The main reason for the exciting prospect however, is the promise of a good pitch at Kensington Oval - a pitch which, apart from last year against India when the grassroots made it a nightmare for batsmen towards the end, is usually good, not only for bowlers, and especially fast bowlers, but also for batsmen, and especially for stroke players.
So far this series, the pitches have been an embarrassment to West Indies cricket, and it is only because England, after promising ``no whinging'' at the start of the tour, are probably being diplomatic why they have not come out blasting. And it is only either that the West Indies took the lead in the second Test at Queen's Park Oval and again in the fourth at Bourda, or because of the embarrassment why those who are whispering players and officials alike - are not shouting.
Sabina Park, where the first Test was abandoned, was a disgrace; Queen's Park Oval, where the West Indies won the second Test, was thick with grass and the bounce of the ball was not reliable; Queen's Park Oval, where England won the third Test, also produced unreliable bounce; and because of scarred and dusty surface at Bourda where the West Indies won the fourth Test, batting was more difficult than it should have been on a pitch prepared for a Test match.

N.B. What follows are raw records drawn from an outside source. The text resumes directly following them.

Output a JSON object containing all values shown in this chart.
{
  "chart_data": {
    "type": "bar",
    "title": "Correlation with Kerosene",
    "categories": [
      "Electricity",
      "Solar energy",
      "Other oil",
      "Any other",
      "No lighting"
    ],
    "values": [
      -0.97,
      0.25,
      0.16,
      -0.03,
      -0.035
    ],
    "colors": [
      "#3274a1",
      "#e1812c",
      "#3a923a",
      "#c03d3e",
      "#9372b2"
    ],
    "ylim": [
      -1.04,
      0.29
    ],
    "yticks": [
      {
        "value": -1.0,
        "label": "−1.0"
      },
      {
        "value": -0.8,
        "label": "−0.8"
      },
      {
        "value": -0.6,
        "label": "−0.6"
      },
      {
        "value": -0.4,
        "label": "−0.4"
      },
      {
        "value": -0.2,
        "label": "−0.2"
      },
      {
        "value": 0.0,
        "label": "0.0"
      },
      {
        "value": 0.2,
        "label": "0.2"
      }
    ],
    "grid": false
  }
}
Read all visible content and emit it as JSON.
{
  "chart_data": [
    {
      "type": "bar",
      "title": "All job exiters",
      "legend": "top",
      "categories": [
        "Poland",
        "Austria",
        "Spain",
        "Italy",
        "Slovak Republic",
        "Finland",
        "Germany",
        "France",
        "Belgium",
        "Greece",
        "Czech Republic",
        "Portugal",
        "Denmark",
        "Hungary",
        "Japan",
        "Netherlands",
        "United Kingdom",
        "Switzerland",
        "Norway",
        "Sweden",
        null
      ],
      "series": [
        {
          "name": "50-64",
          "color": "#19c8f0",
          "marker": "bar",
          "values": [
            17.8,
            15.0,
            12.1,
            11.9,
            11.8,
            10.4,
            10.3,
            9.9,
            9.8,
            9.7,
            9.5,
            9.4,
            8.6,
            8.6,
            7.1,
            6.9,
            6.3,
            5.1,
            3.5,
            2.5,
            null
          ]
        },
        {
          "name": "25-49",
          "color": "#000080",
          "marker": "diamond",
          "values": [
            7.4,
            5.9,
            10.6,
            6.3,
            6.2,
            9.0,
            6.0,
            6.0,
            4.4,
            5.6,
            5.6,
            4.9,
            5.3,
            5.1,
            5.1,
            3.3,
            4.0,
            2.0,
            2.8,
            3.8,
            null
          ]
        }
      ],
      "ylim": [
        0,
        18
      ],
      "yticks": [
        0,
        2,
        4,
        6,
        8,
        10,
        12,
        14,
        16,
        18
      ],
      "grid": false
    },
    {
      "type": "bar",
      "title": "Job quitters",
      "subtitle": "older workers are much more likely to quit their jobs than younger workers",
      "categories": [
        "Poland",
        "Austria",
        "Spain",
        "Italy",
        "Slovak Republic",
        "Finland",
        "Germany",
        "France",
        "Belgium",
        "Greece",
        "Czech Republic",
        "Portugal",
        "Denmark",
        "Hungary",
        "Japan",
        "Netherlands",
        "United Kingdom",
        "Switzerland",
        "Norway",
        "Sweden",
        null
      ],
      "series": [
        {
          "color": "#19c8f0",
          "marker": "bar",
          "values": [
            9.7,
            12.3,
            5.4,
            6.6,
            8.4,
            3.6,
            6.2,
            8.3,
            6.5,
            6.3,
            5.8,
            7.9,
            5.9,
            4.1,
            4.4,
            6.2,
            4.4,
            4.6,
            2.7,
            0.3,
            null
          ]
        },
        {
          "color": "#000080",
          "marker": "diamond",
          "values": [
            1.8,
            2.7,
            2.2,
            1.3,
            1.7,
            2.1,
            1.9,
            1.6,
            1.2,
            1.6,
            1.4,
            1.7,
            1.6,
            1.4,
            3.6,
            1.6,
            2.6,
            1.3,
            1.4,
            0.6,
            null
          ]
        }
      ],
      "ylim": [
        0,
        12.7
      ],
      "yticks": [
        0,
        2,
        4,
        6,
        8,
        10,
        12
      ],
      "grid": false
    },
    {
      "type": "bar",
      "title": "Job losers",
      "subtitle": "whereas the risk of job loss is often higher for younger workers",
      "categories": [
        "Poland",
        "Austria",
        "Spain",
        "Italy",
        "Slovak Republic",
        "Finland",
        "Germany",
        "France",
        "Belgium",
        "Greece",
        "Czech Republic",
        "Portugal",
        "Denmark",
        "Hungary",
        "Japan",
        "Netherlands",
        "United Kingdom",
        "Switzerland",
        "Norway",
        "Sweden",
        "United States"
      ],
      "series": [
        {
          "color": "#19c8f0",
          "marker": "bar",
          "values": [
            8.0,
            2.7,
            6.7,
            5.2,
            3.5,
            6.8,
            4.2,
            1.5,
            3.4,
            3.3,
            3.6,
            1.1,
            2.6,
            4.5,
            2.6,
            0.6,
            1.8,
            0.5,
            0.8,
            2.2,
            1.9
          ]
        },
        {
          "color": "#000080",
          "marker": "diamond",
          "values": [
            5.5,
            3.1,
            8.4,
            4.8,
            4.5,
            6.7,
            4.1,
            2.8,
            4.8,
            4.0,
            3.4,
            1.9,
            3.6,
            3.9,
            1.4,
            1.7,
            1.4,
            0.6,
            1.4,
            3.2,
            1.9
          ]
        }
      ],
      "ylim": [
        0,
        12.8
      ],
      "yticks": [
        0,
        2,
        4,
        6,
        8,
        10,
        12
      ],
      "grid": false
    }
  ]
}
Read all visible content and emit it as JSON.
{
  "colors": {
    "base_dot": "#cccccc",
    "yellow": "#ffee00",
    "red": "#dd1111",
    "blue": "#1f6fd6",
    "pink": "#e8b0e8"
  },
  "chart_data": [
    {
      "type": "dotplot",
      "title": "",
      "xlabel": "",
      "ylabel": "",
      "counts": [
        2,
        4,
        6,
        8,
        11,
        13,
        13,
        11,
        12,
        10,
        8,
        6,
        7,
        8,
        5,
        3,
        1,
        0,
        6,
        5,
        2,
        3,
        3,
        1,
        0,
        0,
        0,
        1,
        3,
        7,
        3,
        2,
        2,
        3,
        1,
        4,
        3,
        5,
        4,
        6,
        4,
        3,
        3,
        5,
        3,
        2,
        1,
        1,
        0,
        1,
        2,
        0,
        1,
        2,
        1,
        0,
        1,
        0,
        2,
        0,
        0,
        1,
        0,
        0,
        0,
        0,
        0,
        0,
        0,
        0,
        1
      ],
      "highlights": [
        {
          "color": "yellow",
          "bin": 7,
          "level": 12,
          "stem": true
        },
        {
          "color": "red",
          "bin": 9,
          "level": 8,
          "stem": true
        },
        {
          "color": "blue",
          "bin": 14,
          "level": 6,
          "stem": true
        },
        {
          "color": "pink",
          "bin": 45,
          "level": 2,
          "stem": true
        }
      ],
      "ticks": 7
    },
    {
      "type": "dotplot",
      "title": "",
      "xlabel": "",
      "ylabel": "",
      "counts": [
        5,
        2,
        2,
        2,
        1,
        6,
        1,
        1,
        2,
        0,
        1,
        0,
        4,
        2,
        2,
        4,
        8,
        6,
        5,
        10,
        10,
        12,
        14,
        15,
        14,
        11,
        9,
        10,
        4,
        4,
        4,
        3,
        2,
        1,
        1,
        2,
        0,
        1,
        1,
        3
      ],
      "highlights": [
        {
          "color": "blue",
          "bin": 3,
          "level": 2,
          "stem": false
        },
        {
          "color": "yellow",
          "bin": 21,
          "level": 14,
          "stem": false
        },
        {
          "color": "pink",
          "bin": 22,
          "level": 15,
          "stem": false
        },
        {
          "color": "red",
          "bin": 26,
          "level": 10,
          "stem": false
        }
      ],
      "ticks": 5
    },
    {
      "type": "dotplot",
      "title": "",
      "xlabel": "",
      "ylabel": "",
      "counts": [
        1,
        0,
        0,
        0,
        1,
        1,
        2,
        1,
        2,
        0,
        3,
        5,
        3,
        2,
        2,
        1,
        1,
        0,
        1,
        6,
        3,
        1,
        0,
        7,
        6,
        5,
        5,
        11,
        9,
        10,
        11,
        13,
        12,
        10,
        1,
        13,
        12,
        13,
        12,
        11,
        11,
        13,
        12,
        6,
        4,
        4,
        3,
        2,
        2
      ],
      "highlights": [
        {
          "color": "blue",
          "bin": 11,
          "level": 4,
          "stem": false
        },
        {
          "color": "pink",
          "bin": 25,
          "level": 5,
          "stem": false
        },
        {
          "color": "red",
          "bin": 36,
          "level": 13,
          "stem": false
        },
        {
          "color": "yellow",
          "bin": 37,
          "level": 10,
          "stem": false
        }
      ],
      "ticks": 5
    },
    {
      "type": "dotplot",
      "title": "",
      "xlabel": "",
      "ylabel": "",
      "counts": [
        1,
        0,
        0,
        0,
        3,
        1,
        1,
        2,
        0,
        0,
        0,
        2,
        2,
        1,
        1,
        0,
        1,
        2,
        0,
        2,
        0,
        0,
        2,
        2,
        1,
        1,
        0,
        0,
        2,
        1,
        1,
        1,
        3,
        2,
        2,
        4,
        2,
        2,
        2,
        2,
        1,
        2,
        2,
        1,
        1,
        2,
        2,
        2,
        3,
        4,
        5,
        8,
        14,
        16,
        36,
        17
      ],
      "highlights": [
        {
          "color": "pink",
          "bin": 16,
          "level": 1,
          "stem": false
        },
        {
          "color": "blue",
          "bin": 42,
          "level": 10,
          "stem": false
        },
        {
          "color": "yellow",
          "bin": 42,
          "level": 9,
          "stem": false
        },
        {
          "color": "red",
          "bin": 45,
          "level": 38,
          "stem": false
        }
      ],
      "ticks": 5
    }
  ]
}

After the fourth Test, captain Brian Lara and former captain Courtney Walsh, expressed hope the Kensington Oval pitch would be better and so too did England captain Mike Atherton.
Although Kensington Oval does not look as lovely as it used to be - certainly in the 1970s and 1980s when, apart from the pace, the bounce was encouraging for fast bowlers and reliable, and although a few are expressing fears, it looks better than those at Sabina Park, Queen's Park Oval and Bourda, much better than it did last year, and it promises to be a reasonably good stage for a good, Test mach contest between batsman and bowlers.
The Oval, despite recent losses there in 1994 and 1995, has been the West Indies happy hunting ground at home, for visiting teams, it has been like going into the lion's den and Lara and his men are happy that they will be playing there in the Test match which could decide the series.
So too however, are Atherton and his men - especially Alec Stewart (118 and 143), Atherton himself (85), Graham Thorpe (84), Angus Fraser (8 for 75) and Andy Caddick (5 for 63) who all paraded their skills when England, despite already losing the series, won by 208 runs on their previous visit in 1994.
England are also happy because they remember Australia beat the Windies there in 1995, and that India, despite losing, went close to winning there in 1997.